In the decade from 1855, the Scottish physicist James Clerk Maxwell took up Faraday’s qualitative field notion and cast it into mathematical form. His equations showed that electromagnetic effects should propagate through empty space as waves with a speed determined by the ratio of certain constants. It had already been noted that the ratio was equal to the known speed of light, leading to the strong suspicion that light was an electromagnetic effect. Maxwell’s equations proved this. Electromagnetic effects can propagate as waves of many different wavelengths: from radio waves (with wavelengths of around a metre to a kilometre), microwaves (wavelengths measured in centimetres), infrared waves (some ten to a thousand waves per centimetre), visible light (roughly ten thousand waves to the centimetre), ultraviolet light (up to around a million waves per centimetre), X-rays (of the order of ten million waves in every centimetre) and gamma rays (billions or even trillions of waves per centimetre). Hertz’s celebrated detection of waves from an electromagnetic source in 1888 was the first confirmation of this consequence of Maxwell’s theory.

Figure 23.Magnetic lines of force as revealed by placing iron filings in the magnetic field of a bar magnet.

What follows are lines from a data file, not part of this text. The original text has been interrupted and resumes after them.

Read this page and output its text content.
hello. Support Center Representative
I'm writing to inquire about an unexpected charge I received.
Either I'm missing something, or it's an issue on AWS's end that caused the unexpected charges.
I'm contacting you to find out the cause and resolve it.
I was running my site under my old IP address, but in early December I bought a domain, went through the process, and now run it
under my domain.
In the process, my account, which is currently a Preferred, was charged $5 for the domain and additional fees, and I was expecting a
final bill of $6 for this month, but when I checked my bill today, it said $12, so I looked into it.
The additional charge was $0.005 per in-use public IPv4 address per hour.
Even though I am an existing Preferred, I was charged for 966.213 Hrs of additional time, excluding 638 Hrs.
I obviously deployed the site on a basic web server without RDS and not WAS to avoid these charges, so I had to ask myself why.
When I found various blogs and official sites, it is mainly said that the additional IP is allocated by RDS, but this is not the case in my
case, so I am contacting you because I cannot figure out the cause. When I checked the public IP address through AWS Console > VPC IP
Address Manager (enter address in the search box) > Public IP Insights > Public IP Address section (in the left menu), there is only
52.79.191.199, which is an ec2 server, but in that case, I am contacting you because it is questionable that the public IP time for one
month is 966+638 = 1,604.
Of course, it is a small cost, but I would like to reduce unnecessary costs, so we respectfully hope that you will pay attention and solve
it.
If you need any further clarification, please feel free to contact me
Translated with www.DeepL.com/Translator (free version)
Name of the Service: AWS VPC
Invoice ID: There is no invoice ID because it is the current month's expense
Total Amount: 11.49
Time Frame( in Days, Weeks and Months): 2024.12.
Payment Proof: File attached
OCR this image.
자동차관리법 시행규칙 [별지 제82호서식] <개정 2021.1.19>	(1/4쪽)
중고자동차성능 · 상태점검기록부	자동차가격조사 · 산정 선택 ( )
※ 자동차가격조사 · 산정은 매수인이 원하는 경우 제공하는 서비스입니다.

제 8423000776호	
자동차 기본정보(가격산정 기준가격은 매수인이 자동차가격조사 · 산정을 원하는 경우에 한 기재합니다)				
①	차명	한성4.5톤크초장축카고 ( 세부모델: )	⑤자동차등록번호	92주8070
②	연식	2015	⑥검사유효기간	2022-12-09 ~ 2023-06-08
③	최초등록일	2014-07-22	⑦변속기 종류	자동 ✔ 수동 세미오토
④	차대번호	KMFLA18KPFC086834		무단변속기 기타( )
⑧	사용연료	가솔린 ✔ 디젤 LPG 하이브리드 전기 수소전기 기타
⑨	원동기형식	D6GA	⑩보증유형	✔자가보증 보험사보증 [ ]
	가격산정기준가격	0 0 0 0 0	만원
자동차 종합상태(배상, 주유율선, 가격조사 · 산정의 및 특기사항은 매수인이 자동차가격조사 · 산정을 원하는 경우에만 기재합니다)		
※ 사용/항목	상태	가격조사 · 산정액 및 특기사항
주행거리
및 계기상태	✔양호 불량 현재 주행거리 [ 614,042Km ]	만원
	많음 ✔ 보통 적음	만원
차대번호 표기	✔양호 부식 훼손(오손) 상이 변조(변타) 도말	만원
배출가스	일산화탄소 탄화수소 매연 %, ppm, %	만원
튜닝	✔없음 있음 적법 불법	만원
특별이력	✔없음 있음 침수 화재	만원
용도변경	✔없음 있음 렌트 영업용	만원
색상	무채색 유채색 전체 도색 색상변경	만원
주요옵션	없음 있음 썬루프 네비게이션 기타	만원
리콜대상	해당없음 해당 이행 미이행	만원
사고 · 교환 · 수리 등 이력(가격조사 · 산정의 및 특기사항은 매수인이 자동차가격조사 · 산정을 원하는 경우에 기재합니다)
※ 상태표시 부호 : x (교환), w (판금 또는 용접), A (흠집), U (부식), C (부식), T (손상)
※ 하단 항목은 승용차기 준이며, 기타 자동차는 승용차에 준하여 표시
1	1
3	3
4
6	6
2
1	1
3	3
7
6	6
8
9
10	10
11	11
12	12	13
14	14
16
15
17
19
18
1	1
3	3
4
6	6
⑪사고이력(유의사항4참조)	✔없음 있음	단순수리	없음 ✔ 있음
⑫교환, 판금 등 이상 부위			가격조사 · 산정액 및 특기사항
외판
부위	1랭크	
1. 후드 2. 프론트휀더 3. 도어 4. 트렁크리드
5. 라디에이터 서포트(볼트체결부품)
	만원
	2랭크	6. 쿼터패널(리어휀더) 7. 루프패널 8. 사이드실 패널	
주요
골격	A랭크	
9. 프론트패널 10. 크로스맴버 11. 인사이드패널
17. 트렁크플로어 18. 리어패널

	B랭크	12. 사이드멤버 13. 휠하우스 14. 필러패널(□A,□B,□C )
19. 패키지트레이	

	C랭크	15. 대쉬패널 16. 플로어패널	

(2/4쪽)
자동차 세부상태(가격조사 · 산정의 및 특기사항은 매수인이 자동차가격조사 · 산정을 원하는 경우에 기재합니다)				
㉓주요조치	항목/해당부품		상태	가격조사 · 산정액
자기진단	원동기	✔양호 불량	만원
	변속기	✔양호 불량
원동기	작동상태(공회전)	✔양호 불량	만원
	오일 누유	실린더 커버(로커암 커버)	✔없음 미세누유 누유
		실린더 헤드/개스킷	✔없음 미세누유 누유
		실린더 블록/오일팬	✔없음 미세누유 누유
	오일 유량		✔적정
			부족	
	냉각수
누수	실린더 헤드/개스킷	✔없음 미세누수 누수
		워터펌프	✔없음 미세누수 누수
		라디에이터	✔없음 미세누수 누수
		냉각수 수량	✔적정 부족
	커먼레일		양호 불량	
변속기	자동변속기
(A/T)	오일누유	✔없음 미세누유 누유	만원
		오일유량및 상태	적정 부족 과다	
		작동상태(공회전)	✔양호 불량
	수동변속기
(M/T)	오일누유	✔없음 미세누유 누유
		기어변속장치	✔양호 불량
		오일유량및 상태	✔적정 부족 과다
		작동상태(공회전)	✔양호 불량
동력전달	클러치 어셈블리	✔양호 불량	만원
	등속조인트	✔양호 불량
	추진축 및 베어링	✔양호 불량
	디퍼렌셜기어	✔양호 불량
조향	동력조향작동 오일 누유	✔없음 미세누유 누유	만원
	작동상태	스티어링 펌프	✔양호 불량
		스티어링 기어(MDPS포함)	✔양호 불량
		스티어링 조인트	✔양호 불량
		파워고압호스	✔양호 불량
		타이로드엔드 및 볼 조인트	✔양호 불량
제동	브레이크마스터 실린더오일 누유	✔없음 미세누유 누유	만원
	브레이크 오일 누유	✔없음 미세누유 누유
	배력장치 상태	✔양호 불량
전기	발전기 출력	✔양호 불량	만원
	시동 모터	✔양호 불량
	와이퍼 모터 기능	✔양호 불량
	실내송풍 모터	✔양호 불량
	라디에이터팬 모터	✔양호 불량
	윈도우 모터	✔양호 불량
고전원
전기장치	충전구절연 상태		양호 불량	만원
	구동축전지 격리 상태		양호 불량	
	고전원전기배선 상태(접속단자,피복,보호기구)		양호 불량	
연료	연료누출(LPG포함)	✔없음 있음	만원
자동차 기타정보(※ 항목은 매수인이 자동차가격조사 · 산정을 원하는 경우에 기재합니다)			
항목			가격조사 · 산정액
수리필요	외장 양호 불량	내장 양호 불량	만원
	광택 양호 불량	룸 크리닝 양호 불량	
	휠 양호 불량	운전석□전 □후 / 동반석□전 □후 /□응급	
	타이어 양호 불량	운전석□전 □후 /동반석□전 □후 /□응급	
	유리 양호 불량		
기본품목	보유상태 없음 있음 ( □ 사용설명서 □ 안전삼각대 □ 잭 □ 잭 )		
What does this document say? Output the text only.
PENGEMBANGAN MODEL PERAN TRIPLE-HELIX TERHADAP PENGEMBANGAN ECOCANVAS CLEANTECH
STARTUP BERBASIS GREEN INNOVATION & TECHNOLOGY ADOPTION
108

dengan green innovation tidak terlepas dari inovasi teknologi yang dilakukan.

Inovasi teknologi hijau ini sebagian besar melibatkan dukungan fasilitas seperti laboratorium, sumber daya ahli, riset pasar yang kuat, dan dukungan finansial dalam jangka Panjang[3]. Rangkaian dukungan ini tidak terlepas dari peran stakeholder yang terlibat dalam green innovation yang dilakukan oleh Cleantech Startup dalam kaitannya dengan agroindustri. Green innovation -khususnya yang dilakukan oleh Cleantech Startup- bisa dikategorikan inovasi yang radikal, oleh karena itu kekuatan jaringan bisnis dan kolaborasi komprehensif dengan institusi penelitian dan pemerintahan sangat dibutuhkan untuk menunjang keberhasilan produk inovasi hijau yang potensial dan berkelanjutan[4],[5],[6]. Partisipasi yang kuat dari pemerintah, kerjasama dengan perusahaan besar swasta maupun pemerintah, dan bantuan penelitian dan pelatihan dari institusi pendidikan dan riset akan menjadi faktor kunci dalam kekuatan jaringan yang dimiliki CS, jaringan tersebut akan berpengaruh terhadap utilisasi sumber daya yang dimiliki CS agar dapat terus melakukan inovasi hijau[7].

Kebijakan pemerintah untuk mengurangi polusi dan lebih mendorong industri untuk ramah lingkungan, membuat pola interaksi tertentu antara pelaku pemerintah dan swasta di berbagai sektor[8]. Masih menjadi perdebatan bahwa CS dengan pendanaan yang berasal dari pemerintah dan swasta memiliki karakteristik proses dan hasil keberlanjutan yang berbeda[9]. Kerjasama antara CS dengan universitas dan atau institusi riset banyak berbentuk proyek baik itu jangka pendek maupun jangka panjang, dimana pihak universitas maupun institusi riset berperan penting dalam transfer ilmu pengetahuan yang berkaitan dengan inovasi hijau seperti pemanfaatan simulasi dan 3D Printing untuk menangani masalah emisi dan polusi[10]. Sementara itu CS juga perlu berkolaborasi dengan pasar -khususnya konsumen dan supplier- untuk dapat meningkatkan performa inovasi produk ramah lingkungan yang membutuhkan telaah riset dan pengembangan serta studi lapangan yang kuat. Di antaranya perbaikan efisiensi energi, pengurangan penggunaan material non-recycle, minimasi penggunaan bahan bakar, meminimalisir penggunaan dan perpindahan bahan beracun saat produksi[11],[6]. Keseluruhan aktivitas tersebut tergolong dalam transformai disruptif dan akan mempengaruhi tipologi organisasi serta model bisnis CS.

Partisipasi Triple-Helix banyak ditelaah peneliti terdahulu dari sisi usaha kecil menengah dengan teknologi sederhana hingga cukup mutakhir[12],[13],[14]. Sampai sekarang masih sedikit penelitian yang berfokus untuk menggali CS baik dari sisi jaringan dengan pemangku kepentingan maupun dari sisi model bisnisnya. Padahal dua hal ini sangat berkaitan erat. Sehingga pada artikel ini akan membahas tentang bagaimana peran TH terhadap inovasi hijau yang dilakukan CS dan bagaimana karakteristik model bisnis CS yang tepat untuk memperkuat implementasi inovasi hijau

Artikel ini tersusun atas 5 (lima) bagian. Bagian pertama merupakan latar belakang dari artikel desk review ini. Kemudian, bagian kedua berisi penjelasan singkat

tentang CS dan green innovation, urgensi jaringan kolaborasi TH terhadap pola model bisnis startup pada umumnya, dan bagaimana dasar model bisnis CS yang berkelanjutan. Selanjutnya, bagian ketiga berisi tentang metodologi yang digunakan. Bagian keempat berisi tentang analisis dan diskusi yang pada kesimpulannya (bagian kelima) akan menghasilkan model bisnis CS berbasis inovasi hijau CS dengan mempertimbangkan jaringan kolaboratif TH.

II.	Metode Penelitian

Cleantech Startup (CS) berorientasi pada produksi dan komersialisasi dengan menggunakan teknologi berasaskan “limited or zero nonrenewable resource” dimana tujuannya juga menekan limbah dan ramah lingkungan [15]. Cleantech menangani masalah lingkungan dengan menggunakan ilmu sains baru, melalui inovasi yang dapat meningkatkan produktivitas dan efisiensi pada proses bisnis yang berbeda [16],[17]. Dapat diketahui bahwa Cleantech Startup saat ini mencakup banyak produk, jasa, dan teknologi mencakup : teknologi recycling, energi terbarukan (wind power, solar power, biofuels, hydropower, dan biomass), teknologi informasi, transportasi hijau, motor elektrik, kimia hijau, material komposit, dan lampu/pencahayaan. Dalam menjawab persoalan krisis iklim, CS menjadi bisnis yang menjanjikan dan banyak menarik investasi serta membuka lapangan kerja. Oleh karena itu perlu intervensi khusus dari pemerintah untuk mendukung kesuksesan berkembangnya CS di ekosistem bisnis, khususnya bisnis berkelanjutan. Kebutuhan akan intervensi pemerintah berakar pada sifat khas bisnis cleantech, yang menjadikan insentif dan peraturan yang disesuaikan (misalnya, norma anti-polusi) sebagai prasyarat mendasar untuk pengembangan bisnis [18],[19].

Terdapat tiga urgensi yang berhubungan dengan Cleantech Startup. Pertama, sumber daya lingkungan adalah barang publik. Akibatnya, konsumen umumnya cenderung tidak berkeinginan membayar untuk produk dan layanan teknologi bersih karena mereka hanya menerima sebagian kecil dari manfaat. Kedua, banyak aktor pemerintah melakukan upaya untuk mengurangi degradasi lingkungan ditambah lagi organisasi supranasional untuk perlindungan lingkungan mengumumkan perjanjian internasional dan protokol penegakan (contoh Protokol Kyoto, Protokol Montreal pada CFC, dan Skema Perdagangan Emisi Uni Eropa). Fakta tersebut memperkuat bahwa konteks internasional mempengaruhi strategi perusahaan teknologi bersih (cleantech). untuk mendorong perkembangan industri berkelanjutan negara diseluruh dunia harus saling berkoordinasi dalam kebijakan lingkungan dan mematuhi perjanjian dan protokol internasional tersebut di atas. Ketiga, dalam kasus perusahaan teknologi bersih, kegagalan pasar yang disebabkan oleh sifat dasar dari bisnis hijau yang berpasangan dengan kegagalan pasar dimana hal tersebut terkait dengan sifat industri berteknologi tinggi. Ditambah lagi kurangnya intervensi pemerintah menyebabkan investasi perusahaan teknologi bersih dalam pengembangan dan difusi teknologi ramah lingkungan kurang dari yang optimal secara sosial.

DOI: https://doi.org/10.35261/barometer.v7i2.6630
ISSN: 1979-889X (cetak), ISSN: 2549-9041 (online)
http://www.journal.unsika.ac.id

Virtually all physicists were convinced that these electromagnetic excitations must be carried by some mechanical aether. This put a remarkable twist into the theory of motion and the status of Newton’s absolute space. Even in the framework of Newtonian theory, there had always been one serious problem with the notion. Newton was not entirely frank about it. In his guts, he certainly believed in a state of absolute rest. When he introduced absolute space, his words suggested the existence of one unique framework of motion. Either you moved with respect to it or you did not. However, in the body of the Principia he stated and used correctly the relativity principle, according to which the motions within a system are completely unaffected by any uniform overall motion it has (Box 5). This seriously undermined the idea of a unique state of rest – no criterion could establish whether one were in it or moving uniformly.